Portions of this research have been published in a CrossCurrents special issue on “Religion, Political Democracy, and the Specters of Race” (2019), edited by James Logan.
refusing to vanish
Finally, I am completing a co-authored project with South African Islamic liberation theologian, Farid Esack. Refusing to Vanish explores gender, faith, and justice in a time of AIDS through the witnesses of two HIV-positive Muslim women: Faghmeda Miller from Cape Town, South Africa and Waheedah Shabazz-El from Philadelphia, USA. Both women were diagnosed at dire moments in the AIDS epidemics in their countries, and both have gone on to transform their personal struggles for treatment, care, and support into public lives of meaning for thousands.
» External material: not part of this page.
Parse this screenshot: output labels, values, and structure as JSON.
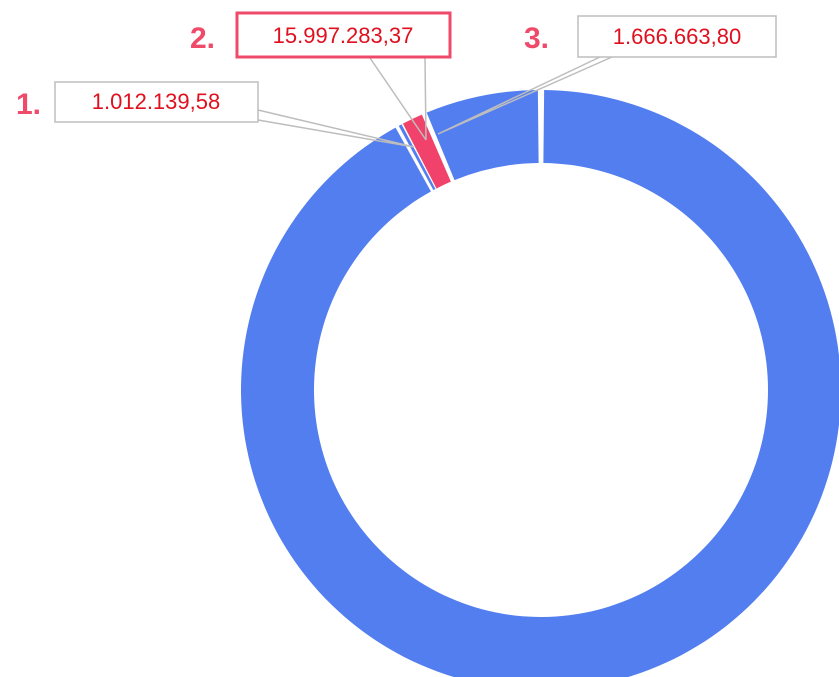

As such, Waheedah’s and Faghmeda’s lives and work not only shed light on the complexities of resistance in the midst of extremis; their stories also illuminate the complex interplay between HIV vulnerability and forced removal, between Muslim women’s leadership and traditional religious authority, between public figures and private selves.
A preview, “Refusing to Vanish: Muslim Women’s AIDS Activism,” was published by The Revealer for World AIDS Day 2017. Foundational research for this monograph was included in Islam and AIDS: Beyond Scorn, Pity and Justice (Oneworld Press, 2009).
the war on drugs is a war on relationships
This project examined the community-level systemic dislocation caused by mass incarceration, its historic and contemporary intersections with the domestic AIDS epidemic, and the citizen movements to address these twin epidemics. As a grounded ethnography of borders, vulnerability and social death, this research took a community of HIV-positive formerly imprisoned activists in Philadelphia as its guides, moving with them as they worked to repair the tenuous threads of communities neighborhood by neighborhood. Its interdisciplinary conclusions engaged and spoke back to the fields of public health, critical prison studies, and gender studies.
A peer-reviewed article-length piece was published as part of Beyond Walls and Cages: Prisons, Borders, and Global Cages (University of Georgia Press, 2012).